Principle based approach encourage the use of professional judgement with a focus on what is right and not what is in the rules and thus discourages financial engineering. They have a better ability to cope with the speed of change of environment and they are also less voluminous and easier to understand as they provide latitude to financial statement preparers and are easier to conform with international standards(Moneywatch.com, 2002).
However, the flexibility of principle-based approach leads to professional judgement calls when financial statements and audits are prepared and this could lead to financial restatements and increased litigation if the users disagree with the CPA’s judgment. They can also be a significant loss of comparability among reporting entities because preparers and auditors are required to exercise judgement in accounting for transactions (Benston et al., 2006).
The Rules based Approach are developed to meet demands of major constituents like management and auditors who want a clear answer to every perceivable accounting issue and this protects accountants from criticisms and lawsuits (Benston et al., 2006).
There is also less need for explanation in financial statements and less room for interpretation which results in less complex and more transparent financial statements and it reduces problems in countries such as the US characterized by a litigious environment and dominated by a very legalistic framework as the rules are stated clearly (Benston et al., 2006).
However, they are too voluminous as it comprises of over 2000 separate pronouncements which are several hundred pages long and issued in various forms and formats by numerous bodies (Gill and Rosen, 2007).

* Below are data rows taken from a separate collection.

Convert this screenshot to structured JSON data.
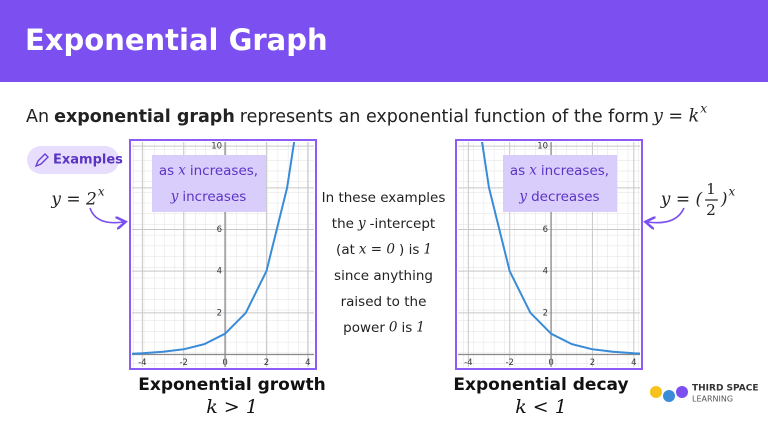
{
  "header": {
    "title": "Exponential Graph"
  },
  "intro": [
    {
      "text": "An"
    },
    {
      "text": "exponential graph",
      "bold": true
    },
    {
      "text": "represents an exponential function of the form"
    },
    {
      "text": "y = k",
      "math": true
    },
    {
      "text": "x",
      "math": true,
      "sup": true
    }
  ],
  "examples_label": "Examples",
  "note": [
    [
      {
        "text": "In these examples"
      }
    ],
    [
      {
        "text": "the"
      },
      {
        "text": "y",
        "math": true
      },
      {
        "text": "-intercept"
      }
    ],
    [
      {
        "text": "(at"
      },
      {
        "text": "x = 0",
        "math": true
      },
      {
        "text": ") is"
      },
      {
        "text": "1",
        "math": true
      }
    ],
    [
      {
        "text": "since anything"
      }
    ],
    [
      {
        "text": "raised to the"
      }
    ],
    [
      {
        "text": "power"
      },
      {
        "text": "0",
        "math": true
      },
      {
        "text": "is"
      },
      {
        "text": "1",
        "math": true
      }
    ]
  ],
  "graphs": [
    {
      "formula": [
        {
          "text": "y = 2",
          "math": true
        },
        {
          "text": "x",
          "math": true,
          "sup": true
        }
      ],
      "caption": [
        [
          {
            "text": "as"
          },
          {
            "text": "x",
            "math": true
          },
          {
            "text": "increases,"
          }
        ],
        [
          {
            "text": "y",
            "math": true
          },
          {
            "text": "increases"
          }
        ]
      ],
      "name": "Exponential growth",
      "condition": "k > 1",
      "xlim": [
        -4.5,
        4.3
      ],
      "ylim": [
        -0.6,
        10.2
      ],
      "xticks": [
        -4,
        -2,
        0,
        2,
        4
      ],
      "yticks": [
        2,
        4,
        6,
        8,
        10
      ],
      "color": "#3a8bd8",
      "curve": {
        "x": [
          -4.5,
          -4,
          -3,
          -2,
          -1,
          0,
          1,
          2,
          3,
          3.4
        ],
        "y": [
          0.04,
          0.06,
          0.13,
          0.25,
          0.5,
          1,
          2,
          4,
          8,
          10.6
        ]
      }
    },
    {
      "formula": [
        {
          "text": "y = (",
          "math": true
        },
        {
          "frac": [
            "1",
            "2"
          ]
        },
        {
          "text": ")",
          "math": true
        },
        {
          "text": "x",
          "math": true,
          "sup": true
        }
      ],
      "caption": [
        [
          {
            "text": "as"
          },
          {
            "text": "x",
            "math": true
          },
          {
            "text": "increases,"
          }
        ],
        [
          {
            "text": "y",
            "math": true
          },
          {
            "text": "decreases"
          }
        ]
      ],
      "name": "Exponential decay",
      "condition": "k < 1",
      "xlim": [
        -4.5,
        4.3
      ],
      "ylim": [
        -0.6,
        10.2
      ],
      "xticks": [
        -4,
        -2,
        0,
        2,
        4
      ],
      "yticks": [
        2,
        4,
        6,
        8,
        10
      ],
      "color": "#3a8bd8",
      "curve": {
        "x": [
          -3.4,
          -3,
          -2,
          -1,
          0,
          1,
          2,
          3,
          4,
          4.3
        ],
        "y": [
          10.6,
          8,
          4,
          2,
          1,
          0.5,
          0.25,
          0.13,
          0.06,
          0.05
        ]
      }
    }
  ],
  "logo": {
    "line1": "THIRD SPACE",
    "line2": "LEARNING"
  }
}
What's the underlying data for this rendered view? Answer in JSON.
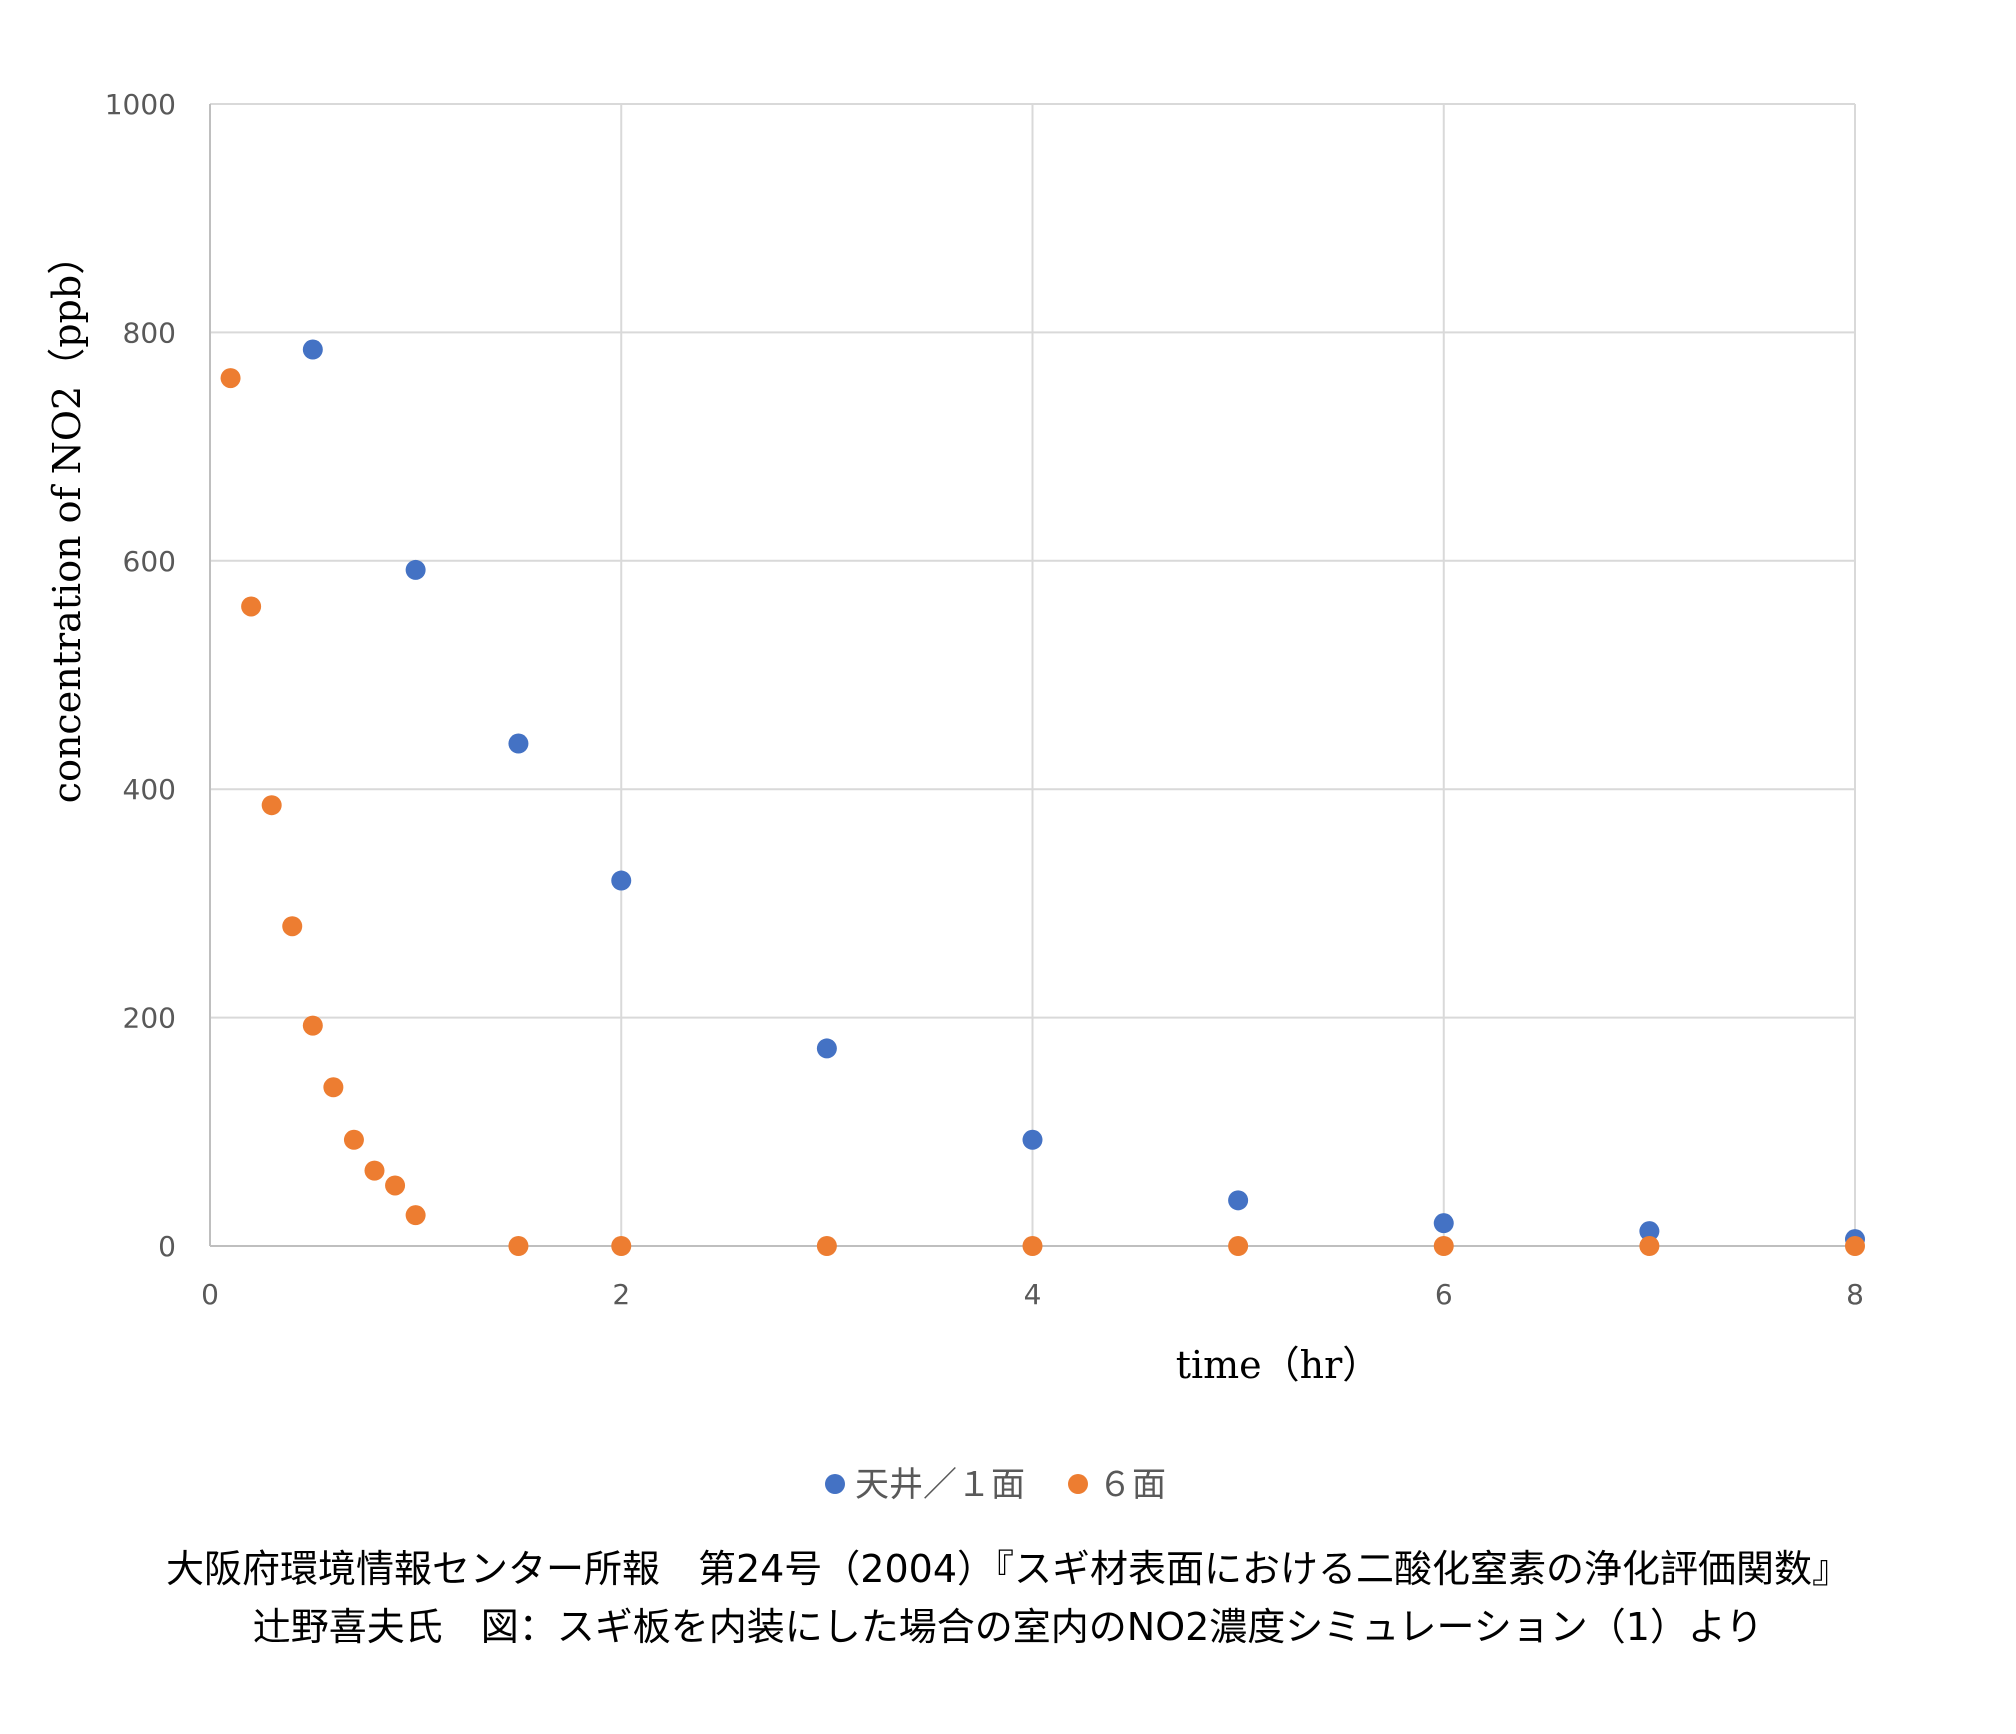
{
  "chart_data": {
    "type": "scatter",
    "xlabel": "time（hr）",
    "ylabel": "concentration of NO2（ppb）",
    "xlim": [
      0,
      8
    ],
    "ylim": [
      0,
      1000
    ],
    "x_ticks": [
      "0",
      "2",
      "4",
      "6",
      "8"
    ],
    "y_ticks": [
      "0",
      "200",
      "400",
      "600",
      "800",
      "1000"
    ],
    "grid": true,
    "legend_position": "bottom",
    "series": [
      {
        "name": "天井／１面",
        "color": "#4472C4",
        "x": [
          0.5,
          1,
          1.5,
          2,
          3,
          4,
          5,
          6,
          7,
          8
        ],
        "y": [
          785,
          592,
          440,
          320,
          173,
          93,
          40,
          20,
          13,
          6
        ]
      },
      {
        "name": "６面",
        "color": "#ED7D31",
        "x": [
          0.1,
          0.2,
          0.3,
          0.4,
          0.5,
          0.6,
          0.7,
          0.8,
          0.9,
          1,
          1.5,
          2,
          3,
          4,
          5,
          6,
          7,
          8
        ],
        "y": [
          760,
          560,
          386,
          280,
          193,
          139,
          93,
          66,
          53,
          27,
          0,
          0,
          0,
          0,
          0,
          0,
          0,
          0
        ]
      }
    ]
  },
  "caption": {
    "line1": "大阪府環境情報センター所報　第24号（2004）『スギ材表面における二酸化窒素の浄化評価関数』",
    "line2": "辻野喜夫氏　図：スギ板を内装にした場合の室内のNO2濃度シミュレーション（1）より"
  }
}
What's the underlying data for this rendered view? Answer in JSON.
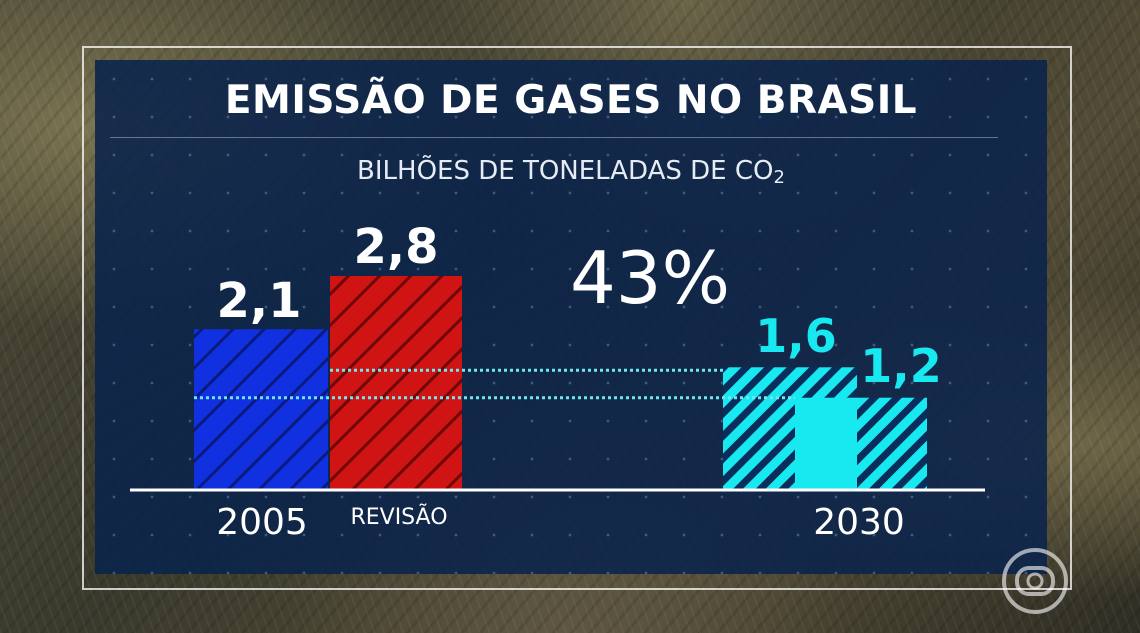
{
  "title": "EMISSÃO DE GASES NO BRASIL",
  "subtitle_main": "BILHÕES DE TONELADAS DE CO",
  "subtitle_sub": "2",
  "percent_label": "43%",
  "chart_data": {
    "type": "bar",
    "categories": [
      "2005",
      "REVISÃO",
      "2030",
      "2030"
    ],
    "values": [
      2.1,
      2.8,
      1.6,
      1.2
    ],
    "value_labels": [
      "2,1",
      "2,8",
      "1,6",
      "1,2"
    ],
    "x_tick_labels": [
      "2005",
      "REVISÃO",
      "2030"
    ],
    "ylim": [
      0,
      2.8
    ],
    "colors": {
      "blue": "#1130e0",
      "red": "#d01414",
      "cyan": "#18e8f0",
      "grid_line": "#6fe6f0"
    },
    "annotation": "43%"
  }
}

Secondly, because of its detailed regulations, application of rules-based approach has led to a lack of transparency regarding matters like revenue recognition derivatives, off-balance sheet finance and the likes (Elliot and Elliot, 2006).
Lastly, rules can become useless or dysfunctional when the economic environment changes or if managers create innovative transactions (Benston et al., 2006).
CONCLUSION
Convergence of IFRS and the US GAAP is in the best interest of US companies in the long run if it provides greater comparability and yields equal or higher quality standards. They both represent a high quality set of accounting standards in terms of mitigating information asymmetry and providing information important for valuation. However, it’s unclear whether IFRS provides equivalent financial reporting quality relative to US GAAP(Bradshaw et al., 2010).